Although Tulane's culinary medicine curriculum is an elective for first- and second-year students, it is a popular course, according to recent graduate Ben Leong, MD, MPH.

"It wasn't really that hard to recruit people. We said, 'Hey, let's just try this new thing where we're going to bring you into the kitchen, we're going to teach you how to cook, and guess what? You get to eat afterwards.' We could have stopped right there and we would have had a bunch of people signing up," he said.

It is empowering for both physicians and their patients to learn that they can still make favorite dishes such as red beans and rice, jambalaya, and po' boys that taste good, are healthy, and can be made affordably and with ingredients readily available at a local market.

"You really start to engage the patient, med student, or doctor with the idea that food as medicine is a very powerful concept," he said.

Dr.

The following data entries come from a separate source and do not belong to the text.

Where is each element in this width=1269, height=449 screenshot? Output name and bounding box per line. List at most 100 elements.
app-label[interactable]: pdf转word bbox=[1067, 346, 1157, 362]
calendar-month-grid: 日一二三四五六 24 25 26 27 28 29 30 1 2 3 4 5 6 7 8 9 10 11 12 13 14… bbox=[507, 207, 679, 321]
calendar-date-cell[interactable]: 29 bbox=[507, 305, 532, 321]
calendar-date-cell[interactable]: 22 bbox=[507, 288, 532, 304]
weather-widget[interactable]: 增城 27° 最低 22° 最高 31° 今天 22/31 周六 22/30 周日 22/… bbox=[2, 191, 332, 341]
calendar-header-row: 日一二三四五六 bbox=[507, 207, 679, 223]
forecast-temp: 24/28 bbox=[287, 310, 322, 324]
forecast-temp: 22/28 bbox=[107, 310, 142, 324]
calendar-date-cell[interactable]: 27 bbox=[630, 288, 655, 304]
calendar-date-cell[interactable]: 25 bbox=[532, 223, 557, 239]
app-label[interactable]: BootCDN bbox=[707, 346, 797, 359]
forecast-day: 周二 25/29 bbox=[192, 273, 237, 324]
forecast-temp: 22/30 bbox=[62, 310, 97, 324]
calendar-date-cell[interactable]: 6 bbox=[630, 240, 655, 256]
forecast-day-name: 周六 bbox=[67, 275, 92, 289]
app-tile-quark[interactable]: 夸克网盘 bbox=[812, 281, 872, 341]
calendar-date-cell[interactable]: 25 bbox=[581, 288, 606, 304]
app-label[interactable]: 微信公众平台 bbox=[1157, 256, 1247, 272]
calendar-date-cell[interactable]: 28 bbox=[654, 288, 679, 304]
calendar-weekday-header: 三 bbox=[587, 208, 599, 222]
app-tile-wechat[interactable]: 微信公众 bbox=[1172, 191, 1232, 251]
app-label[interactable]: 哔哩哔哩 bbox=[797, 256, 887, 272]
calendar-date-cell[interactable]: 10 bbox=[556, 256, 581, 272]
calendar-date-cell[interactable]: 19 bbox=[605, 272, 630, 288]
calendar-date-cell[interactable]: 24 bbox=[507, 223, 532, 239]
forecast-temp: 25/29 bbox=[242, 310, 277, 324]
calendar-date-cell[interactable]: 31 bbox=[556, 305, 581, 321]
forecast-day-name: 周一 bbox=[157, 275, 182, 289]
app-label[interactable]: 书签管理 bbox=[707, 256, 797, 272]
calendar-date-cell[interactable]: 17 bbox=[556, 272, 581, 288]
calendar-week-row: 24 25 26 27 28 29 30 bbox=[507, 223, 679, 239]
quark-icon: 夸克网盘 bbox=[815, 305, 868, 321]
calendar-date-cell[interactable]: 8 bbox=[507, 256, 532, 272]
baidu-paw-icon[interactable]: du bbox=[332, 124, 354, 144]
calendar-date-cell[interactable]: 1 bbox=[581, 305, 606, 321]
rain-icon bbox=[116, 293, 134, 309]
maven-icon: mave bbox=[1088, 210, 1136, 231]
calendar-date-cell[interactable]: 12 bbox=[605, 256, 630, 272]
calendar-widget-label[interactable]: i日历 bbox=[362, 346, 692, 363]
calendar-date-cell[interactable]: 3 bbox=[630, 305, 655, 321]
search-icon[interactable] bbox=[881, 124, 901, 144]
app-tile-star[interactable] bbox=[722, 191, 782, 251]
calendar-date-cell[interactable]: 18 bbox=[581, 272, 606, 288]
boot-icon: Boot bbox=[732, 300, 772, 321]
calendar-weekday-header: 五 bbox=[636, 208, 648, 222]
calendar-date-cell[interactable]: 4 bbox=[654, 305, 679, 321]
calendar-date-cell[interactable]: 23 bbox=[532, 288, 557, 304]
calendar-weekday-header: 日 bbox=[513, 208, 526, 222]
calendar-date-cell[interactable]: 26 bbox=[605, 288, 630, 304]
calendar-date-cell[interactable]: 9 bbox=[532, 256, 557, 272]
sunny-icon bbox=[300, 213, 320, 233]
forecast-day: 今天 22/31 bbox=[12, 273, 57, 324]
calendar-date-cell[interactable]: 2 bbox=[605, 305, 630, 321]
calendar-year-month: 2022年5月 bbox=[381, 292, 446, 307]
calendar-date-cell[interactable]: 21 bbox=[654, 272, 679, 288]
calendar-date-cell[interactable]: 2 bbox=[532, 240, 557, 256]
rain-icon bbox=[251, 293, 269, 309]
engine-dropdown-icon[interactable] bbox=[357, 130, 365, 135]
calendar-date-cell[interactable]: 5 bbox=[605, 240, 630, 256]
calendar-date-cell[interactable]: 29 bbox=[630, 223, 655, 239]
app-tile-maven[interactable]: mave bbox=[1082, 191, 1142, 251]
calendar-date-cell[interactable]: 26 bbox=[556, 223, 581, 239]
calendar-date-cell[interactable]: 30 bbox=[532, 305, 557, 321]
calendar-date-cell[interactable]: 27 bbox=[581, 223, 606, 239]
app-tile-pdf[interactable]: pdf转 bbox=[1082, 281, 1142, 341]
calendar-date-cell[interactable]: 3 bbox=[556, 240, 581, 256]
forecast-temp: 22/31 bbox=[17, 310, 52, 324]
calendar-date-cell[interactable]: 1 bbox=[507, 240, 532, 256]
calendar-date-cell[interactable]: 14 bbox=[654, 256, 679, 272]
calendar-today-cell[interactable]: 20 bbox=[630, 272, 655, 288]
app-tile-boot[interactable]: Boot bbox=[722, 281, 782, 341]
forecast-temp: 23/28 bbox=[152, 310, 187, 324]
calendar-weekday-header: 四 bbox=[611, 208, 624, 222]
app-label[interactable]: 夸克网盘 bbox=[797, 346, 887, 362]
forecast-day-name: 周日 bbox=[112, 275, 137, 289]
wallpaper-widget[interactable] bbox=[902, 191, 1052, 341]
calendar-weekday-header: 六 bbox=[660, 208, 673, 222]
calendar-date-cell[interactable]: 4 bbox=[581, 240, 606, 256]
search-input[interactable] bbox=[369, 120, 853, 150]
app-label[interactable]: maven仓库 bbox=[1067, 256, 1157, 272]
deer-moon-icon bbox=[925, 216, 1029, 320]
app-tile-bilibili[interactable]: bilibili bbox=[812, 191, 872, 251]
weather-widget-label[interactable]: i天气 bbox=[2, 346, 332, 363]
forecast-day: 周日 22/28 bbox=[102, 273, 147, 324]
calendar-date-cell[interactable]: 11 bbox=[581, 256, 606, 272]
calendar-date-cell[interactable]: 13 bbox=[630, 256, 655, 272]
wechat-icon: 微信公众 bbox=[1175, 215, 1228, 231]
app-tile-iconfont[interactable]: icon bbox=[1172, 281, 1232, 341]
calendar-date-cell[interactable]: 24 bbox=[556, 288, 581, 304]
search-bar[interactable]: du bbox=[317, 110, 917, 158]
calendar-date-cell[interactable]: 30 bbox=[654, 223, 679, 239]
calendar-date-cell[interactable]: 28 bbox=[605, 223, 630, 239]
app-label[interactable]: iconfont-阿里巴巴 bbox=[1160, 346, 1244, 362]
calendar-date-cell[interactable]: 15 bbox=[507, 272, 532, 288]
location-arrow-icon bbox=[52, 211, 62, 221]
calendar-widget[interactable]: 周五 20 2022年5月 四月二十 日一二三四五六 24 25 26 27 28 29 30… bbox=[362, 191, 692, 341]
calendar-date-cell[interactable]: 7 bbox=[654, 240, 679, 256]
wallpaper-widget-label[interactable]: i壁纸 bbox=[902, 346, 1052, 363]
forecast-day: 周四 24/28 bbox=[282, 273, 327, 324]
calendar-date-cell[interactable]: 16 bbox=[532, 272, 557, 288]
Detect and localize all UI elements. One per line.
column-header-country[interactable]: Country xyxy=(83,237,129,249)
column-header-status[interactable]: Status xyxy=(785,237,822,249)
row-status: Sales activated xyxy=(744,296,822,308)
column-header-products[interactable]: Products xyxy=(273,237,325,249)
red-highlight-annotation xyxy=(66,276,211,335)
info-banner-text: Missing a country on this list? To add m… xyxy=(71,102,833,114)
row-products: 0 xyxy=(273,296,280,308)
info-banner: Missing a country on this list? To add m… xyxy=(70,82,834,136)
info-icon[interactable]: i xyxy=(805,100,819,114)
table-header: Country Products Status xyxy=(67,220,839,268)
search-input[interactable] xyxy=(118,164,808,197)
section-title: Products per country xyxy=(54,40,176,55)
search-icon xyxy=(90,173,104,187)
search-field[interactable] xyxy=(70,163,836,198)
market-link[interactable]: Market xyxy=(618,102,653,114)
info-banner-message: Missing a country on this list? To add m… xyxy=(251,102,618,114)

Leong, who helped develop the program while a student at Tulane, is currently a resident in family medicine at the Long Beach (California) Memorial Medical Center.

Teaching Kitchens

Tulane boasts the first teaching kitchen affiliated with a medical school, which is helmed by Johnson & Wales graduate and instructor Leah Sarris.

Sarris told Medscape Medical News that although students have a variety of reasons for taking the course, many seem motivated by the desire to incorporate principles of nutrition into their future practice.

"I think this generation realizes the importance of talking to patients about nutrition, and the importance of their being able to understand it on a level that they can relate to patients," she said.

For clinicians already in practice, Dr. Eisenberg hosts an annual, wildly popular continuing medical education course titled "Healthy Kitchens, Healthy Lives" in collaboration with the Culinary Institute of America in Napa Valley, California.

The 4-day course combines cooking demonstrations and hands-on workshops with didactic sessions on subjects such as glycemic load, managing carbohydrates, and advising patients about the science (or lack of it) behind dietary fads.

"The thesis was that if we could change their personal behaviors, they would be more apt to begin to explore ways in which they could advocate for their patients to change," Dr. Eisenberg said.

The idea is catching on. Tulane is not the only institution at which physicians learn how to wield carving knives with the same dexterity as surgeons handle scalpels. The University of Massachusetts Medical School in Worcester, New York University's Langone Medical Center in New York City, and the University of North Carolina in Chapel Hill all offer courses on cooking and eating healthfully.

"Physicians are eager to learn more about this. They realize, as I certainly did years ago, that there is a gap in their education, and I think physicians want to fill that gap with knowledge and skills to help their patients," Dr. Eisenberg said.